An der Uni Bonn ist nun die 21. "European Conference on Modern South Asian Studies" zu Ende gegangen: Diverse Teile Südasiens erleben zurzeit ein exorbitantes Wirtschaftswachstum - an erster stelle Indien. Doch Risiken und Nebenwirkungen sind immer mit im Spiel.

Von Mirko Smiljanic |
    Was ist Indien denn nun? Noch ein Schwellenland, das trotz ethnischer und sozialer Probleme zu einer globalen Wirtschaftsmacht aufsteigt? Oder hat Indien trotz eines durchschnittlichen jährliches Wirtschaftswachstums von 8,8 Prozent noch den Status eines Entwicklungslandes, wie das Auswärtige Amt auf seiner Website schreibt?
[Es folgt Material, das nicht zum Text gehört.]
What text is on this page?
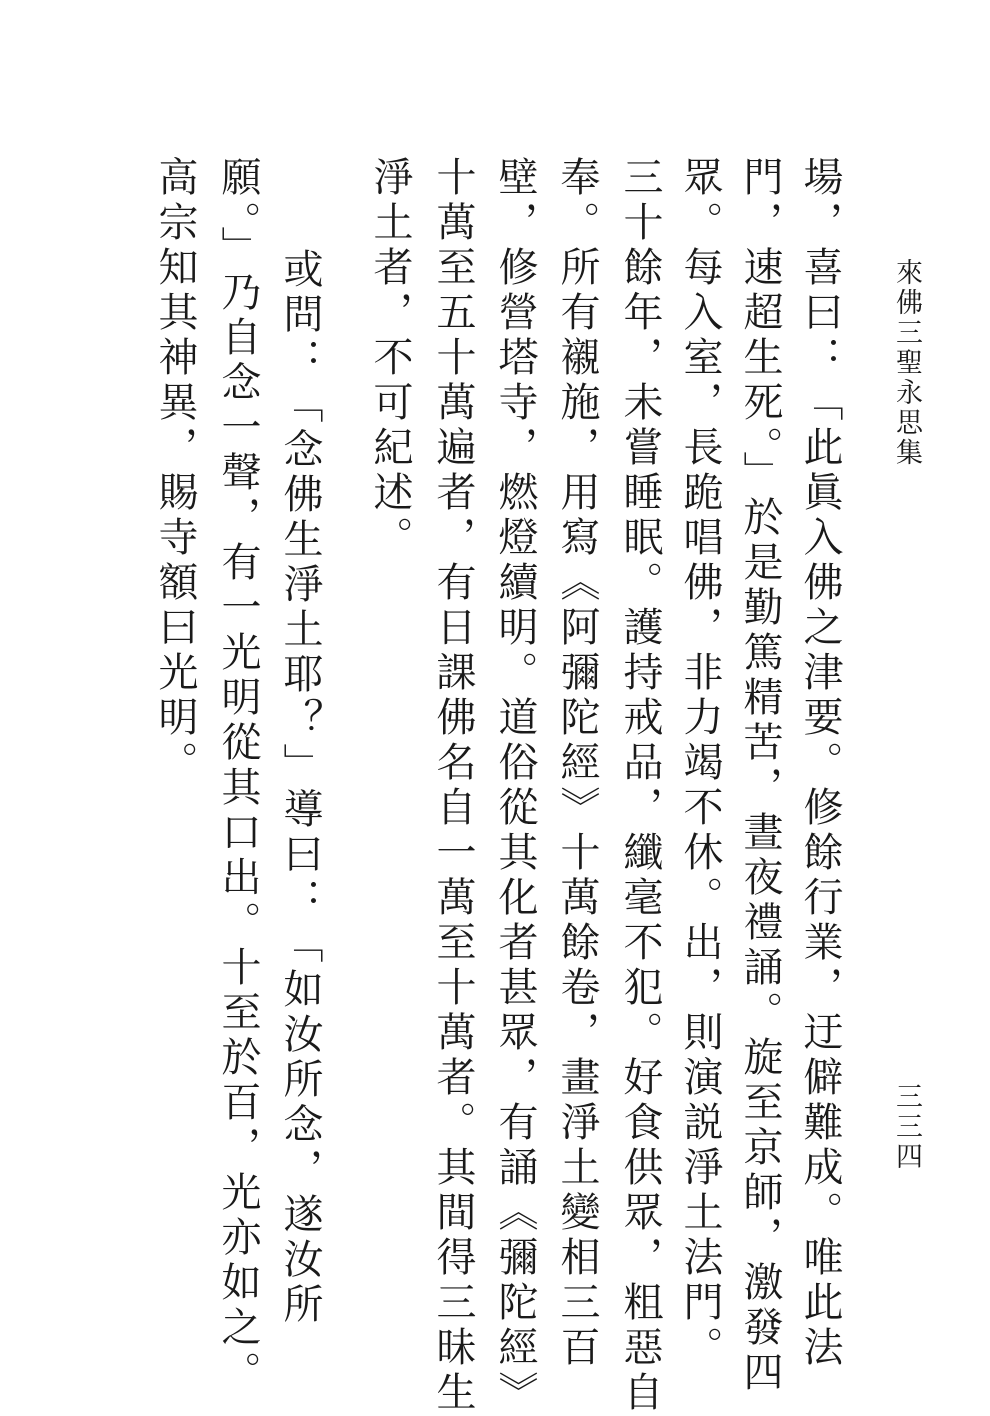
來佛三聖永思集
三三四
場，喜曰：「此眞入佛之津要。修餘行業，迂僻難成。唯此法
門，速超生死。」於是勤篤精苦，晝夜禮誦。旋至京師，激發四
眾。每入室，長跪唱佛，非力竭不休。出，則演説淨土法門。
三十餘年，未嘗睡眠。護持戒品，纖毫不犯。好食供眾，粗惡自
奉。所有襯施，用寫《阿彌陀經》十萬餘卷，畫淨土變相三百
壁，修營塔寺，燃燈續明。道俗從其化者甚眾，有誦《彌陀經》
十萬至五十萬遍者，有日課佛名自一萬至十萬者。其間得三昧生
淨土者，不可紀述。
或問：「念佛生淨土耶？」導曰：「如汝所念，遂汝所
願。」乃自念一聲，有一光明從其口出。十至於百，光亦如之。
高宗知其神異，賜寺額曰光明。
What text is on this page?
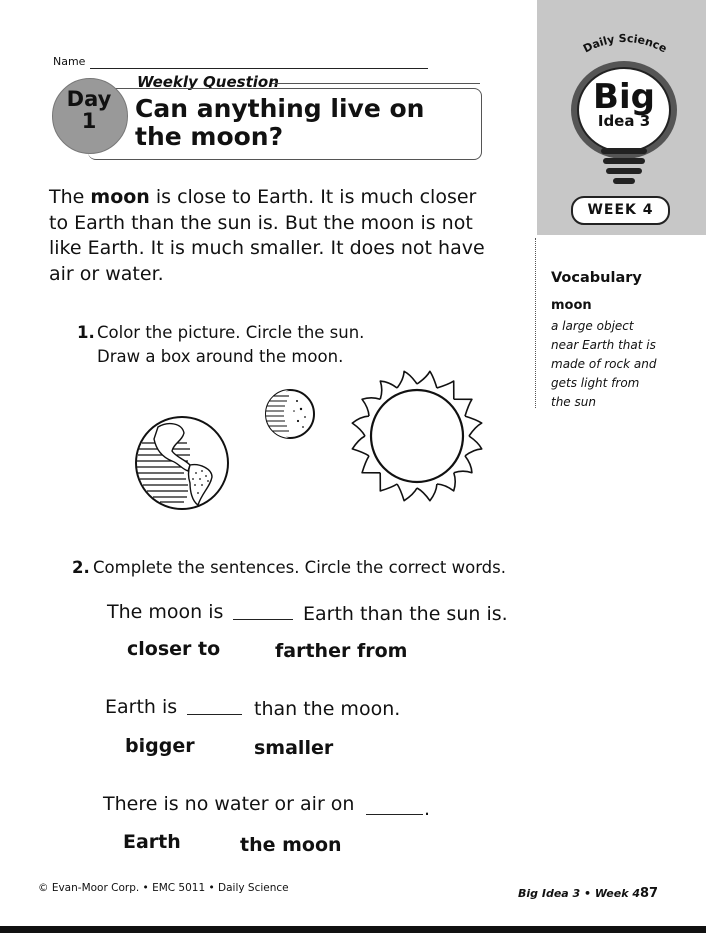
Daily Science
Big
Idea 3
WEEK 4
Name
Weekly Question
Day
1	Can anything live on the moon?
The moon is close to Earth. It is much closer to Earth than the sun is. But the moon is not like Earth. It is much smaller. It does not have air or water.
1. Color the picture. Circle the sun.
Draw a box around the moon.
2. Complete the sentences. Circle the correct words.
The moon is	Earth than the sun is.
closer to	farther from
Earth is	than the moon.
bigger	smaller
There is no water or air on	.
Earth	the moon
Vocabulary
moon
a large object near Earth that is made of rock and gets light from the sun
© Evan-Moor Corp. • EMC 5011 • Daily Science	Big Idea 3 • Week 4 87
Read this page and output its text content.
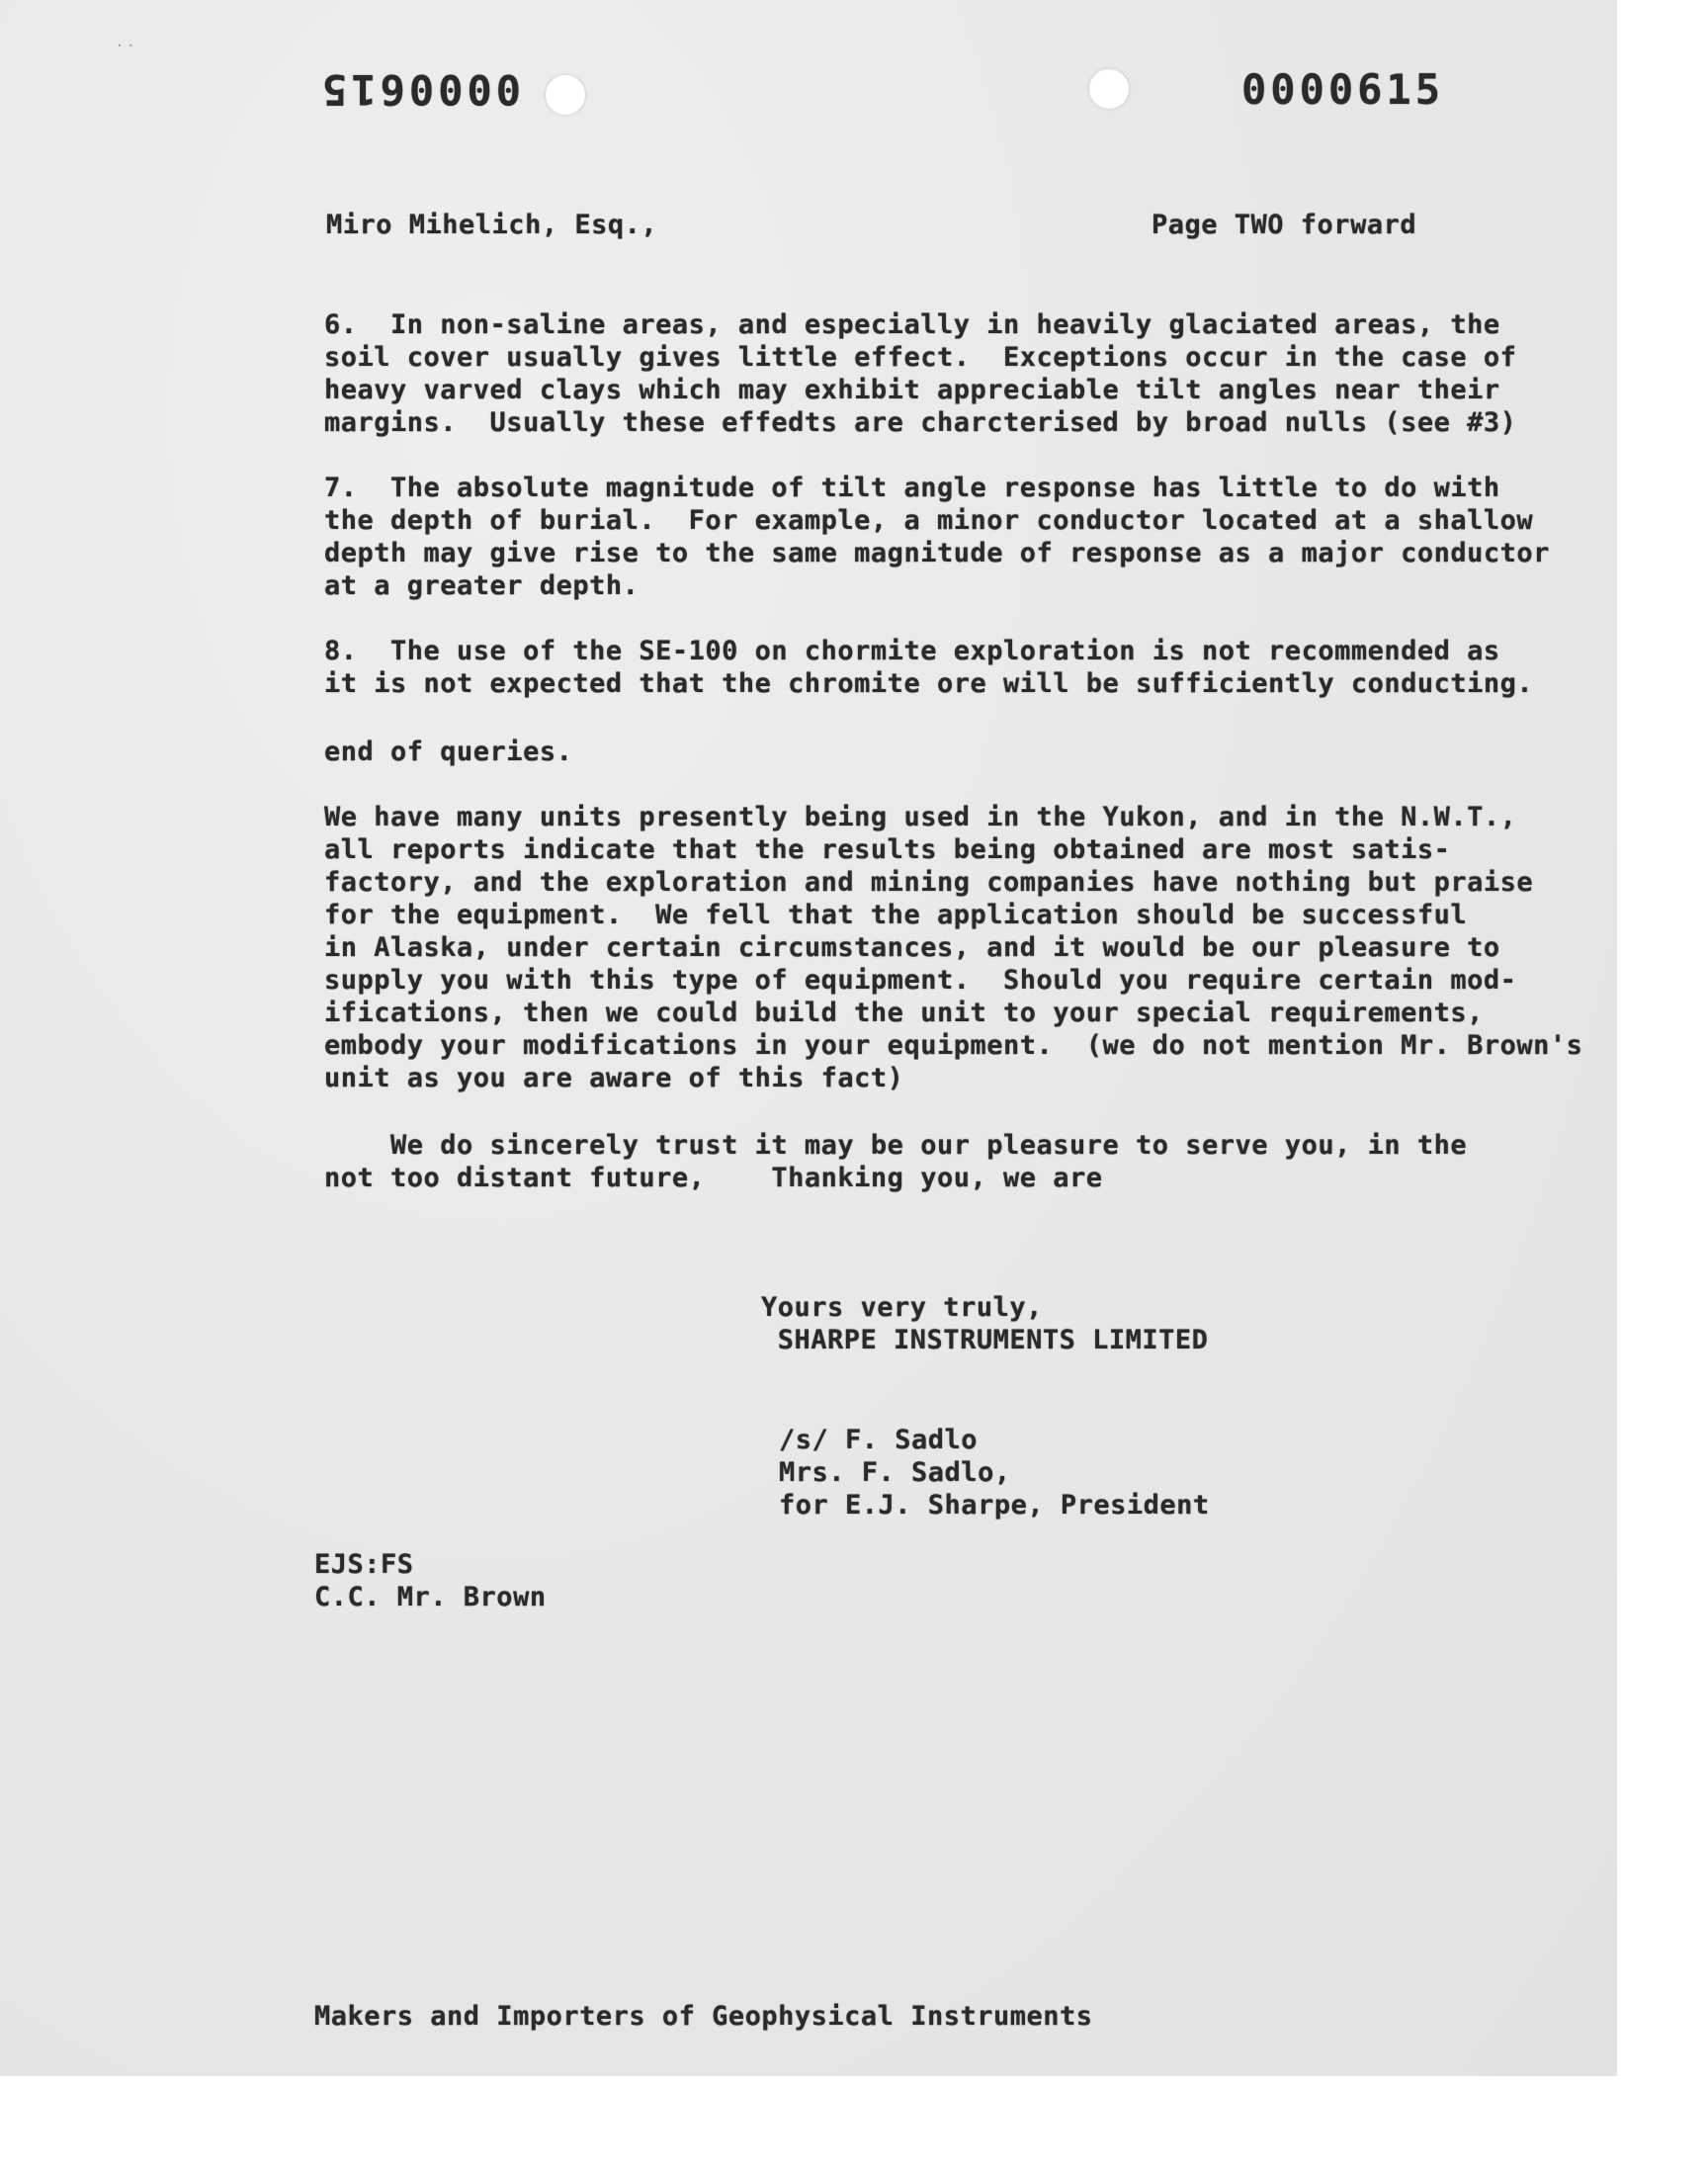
· ·
0000615	0000615
Miro Mihelich, Esq.,	Page TWO forward
6.  In non-saline areas, and especially in heavily glaciated areas, the
soil cover usually gives little effect.  Exceptions occur in the case of
heavy varved clays which may exhibit appreciable tilt angles near their
margins.  Usually these effedts are charcterised by broad nulls (see #3)
7.  The absolute magnitude of tilt angle response has little to do with
the depth of burial.  For example, a minor conductor located at a shallow
depth may give rise to the same magnitude of response as a major conductor
at a greater depth.
8.  The use of the SE-100 on chormite exploration is not recommended as
it is not expected that the chromite ore will be sufficiently conducting.
end of queries.
We have many units presently being used in the Yukon, and in the N.W.T.,
all reports indicate that the results being obtained are most satis-
factory, and the exploration and mining companies have nothing but praise
for the equipment.  We fell that the application should be successful
in Alaska, under certain circumstances, and it would be our pleasure to
supply you with this type of equipment.  Should you require certain mod-
ifications, then we could build the unit to your special requirements,
embody your modifications in your equipment.  (we do not mention Mr. Brown's
unit as you are aware of this fact)
We do sincerely trust it may be our pleasure to serve you, in the
not too distant future,    Thanking you, we are
Yours very truly,
SHARPE INSTRUMENTS LIMITED
/s/ F. Sadlo
Mrs. F. Sadlo,
for E.J. Sharpe, President
EJS:FS
C.C. Mr. Brown
Makers and Importers of Geophysical Instruments
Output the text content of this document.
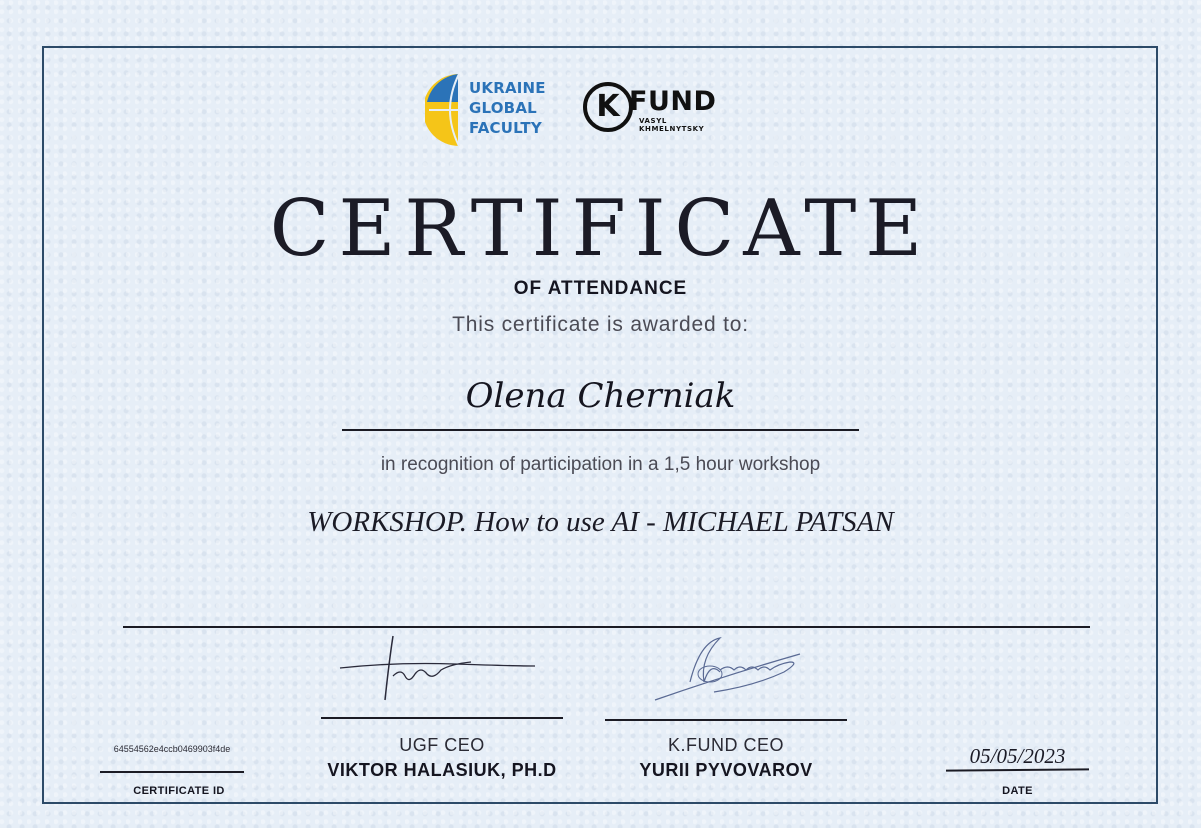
UKRAINE
GLOBAL
FACULTY
K FUND
VASYL
KHMELNYTSKY
CERTIFICATE
OF ATTENDANCE
This certificate is awarded to:
Olena Cherniak
in recognition of participation in a 1,5 hour workshop
WORKSHOP. How to use AI - MICHAEL PATSAN
UGF CEO
VIKTOR HALASIUK, PH.D
K.FUND CEO
YURII PYVOVAROV
64554562e4ccb0469903f4de
CERTIFICATE ID
05/05/2023
DATE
Argumente für diese These gibt es: Das Prokopfeinkommen beträgt durchschnittlich nur 815 US-Dollar pro Jahr, die USA bringen es auf 47.000 Dollar; 28 Prozent der indischen Bevölkerung lebt unterhalb der Armutsgrenze von einem US-Dollar pro Kopf und Tag; die soziale Infrastruktur leidet an enormen Defiziten; trotzdem ist Indien nach China das Land mit der am stärksten expandierenden Volkswirtschaft.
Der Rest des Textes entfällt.